Many clinical trials are randomised controlled trials (RCTs). Clinical trials aim to make a fair comparison between a new treatment and the existing treatment, or between two (or more) existing treatments, to see which one works best.
A controlled trial compares two groups of people: an experimental group who receive the new treatment and a control group, who receive the existing treatment or a placebo. The control group allows the researchers to see whether the treatment they are testing is any more or less effective than the existing treatment.

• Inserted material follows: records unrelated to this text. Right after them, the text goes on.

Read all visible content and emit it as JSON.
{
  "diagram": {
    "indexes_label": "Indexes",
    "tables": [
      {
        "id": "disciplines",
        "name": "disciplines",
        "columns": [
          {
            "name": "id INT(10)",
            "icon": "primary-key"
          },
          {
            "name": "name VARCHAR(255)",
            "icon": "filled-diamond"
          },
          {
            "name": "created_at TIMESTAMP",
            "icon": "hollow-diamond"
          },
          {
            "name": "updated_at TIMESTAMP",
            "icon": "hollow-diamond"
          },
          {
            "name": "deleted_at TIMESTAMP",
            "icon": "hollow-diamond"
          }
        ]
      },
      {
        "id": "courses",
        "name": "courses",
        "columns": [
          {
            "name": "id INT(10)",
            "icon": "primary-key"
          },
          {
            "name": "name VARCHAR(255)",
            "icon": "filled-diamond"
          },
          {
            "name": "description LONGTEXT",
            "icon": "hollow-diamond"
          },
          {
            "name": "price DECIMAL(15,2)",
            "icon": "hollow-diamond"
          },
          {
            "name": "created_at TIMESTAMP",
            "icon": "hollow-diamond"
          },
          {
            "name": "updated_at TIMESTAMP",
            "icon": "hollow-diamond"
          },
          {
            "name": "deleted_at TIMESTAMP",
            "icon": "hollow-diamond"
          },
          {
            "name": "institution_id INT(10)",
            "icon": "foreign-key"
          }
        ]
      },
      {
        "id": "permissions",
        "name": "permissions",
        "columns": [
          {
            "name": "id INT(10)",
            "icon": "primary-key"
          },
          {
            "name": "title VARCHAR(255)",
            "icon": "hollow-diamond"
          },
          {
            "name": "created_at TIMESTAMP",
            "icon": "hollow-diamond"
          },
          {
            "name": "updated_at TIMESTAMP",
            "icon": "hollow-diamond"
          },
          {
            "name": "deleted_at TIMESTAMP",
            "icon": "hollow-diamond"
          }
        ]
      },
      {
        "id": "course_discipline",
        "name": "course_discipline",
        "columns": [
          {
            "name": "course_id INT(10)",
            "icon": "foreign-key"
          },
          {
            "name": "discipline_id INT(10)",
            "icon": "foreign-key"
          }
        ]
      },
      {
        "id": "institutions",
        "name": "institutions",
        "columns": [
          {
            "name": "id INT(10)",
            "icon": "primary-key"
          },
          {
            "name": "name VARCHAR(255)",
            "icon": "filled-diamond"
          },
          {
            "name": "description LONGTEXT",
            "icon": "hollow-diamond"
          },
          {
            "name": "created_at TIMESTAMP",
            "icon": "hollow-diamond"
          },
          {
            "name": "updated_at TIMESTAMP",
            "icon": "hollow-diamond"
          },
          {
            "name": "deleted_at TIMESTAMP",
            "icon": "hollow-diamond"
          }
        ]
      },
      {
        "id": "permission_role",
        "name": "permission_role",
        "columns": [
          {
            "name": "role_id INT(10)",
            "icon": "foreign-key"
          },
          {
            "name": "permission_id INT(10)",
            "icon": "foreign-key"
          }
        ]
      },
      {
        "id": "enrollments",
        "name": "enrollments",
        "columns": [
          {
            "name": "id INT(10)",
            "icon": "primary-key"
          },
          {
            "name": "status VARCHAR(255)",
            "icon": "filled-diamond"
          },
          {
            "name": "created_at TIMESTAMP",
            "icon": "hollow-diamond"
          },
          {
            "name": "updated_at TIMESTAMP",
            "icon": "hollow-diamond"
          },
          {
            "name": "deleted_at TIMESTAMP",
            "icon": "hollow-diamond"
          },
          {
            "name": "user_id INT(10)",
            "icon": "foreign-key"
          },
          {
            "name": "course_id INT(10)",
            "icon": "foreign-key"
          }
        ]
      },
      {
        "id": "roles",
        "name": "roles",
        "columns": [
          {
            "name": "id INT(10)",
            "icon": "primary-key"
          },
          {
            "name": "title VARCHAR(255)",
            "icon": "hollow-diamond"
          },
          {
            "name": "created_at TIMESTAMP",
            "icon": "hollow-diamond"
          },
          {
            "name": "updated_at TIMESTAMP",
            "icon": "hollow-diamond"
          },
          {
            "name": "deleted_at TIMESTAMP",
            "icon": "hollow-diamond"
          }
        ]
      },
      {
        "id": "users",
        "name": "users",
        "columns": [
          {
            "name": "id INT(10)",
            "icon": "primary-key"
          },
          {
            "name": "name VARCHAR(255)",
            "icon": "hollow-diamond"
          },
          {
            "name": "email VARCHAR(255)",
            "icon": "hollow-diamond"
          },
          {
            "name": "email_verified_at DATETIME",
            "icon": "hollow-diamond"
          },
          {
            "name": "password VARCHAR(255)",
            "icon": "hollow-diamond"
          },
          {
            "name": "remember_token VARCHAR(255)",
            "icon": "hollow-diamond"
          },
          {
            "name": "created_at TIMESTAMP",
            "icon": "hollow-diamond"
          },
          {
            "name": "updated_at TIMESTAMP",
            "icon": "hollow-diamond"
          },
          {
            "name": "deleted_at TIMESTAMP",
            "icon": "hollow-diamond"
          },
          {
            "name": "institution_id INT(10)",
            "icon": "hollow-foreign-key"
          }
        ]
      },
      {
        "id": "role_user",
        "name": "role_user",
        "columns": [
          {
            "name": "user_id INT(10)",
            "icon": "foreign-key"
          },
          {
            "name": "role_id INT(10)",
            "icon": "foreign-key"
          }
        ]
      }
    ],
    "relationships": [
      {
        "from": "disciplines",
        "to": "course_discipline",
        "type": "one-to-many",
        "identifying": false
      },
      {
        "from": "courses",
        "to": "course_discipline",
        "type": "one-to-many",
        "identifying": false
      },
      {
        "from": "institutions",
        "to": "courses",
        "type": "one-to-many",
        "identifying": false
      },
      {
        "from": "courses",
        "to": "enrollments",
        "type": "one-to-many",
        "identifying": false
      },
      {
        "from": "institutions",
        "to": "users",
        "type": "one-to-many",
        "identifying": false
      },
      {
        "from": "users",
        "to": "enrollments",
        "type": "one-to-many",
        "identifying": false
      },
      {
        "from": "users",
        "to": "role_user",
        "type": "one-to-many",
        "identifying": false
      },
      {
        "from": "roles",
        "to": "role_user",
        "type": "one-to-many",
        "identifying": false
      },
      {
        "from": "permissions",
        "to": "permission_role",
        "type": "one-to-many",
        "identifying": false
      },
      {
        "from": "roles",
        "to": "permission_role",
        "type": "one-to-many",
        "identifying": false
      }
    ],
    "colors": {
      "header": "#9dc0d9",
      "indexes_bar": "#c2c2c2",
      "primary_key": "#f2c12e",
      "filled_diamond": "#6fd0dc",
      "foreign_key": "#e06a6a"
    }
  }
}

If you take part in a randomised controlled trial, you will usually have an equal chance of receiving any of the treatments being compared. The decision about which treatment you’ll receive is random – based on chance. A computer programme will allocate which treatment you’ll receive, not you or the doctor. This is called randomisation.
Randomisation ensures that the two groups of people in a trial are as similar as possible, except for the treatment they receive. This is important because it means that researchers can be sure that any differences in outcomes between the groups are therefore only due to the treatment.
Randomisation is also the best way of ensuring that the results of trials are not biased by the way treatments are selected. For example, if a doctor chose which treatment a patient should receive as part of a trial, she or he might give the new treatment to sicker patients, or to younger patients. This would make the results of a trial unreliable. Randomisation helps prevent this kind of bias.
Across the world, randomised controlled trials are now seen as the most reliable way to test new treatments and to compare two (or more) existing treatments, to see which one works best.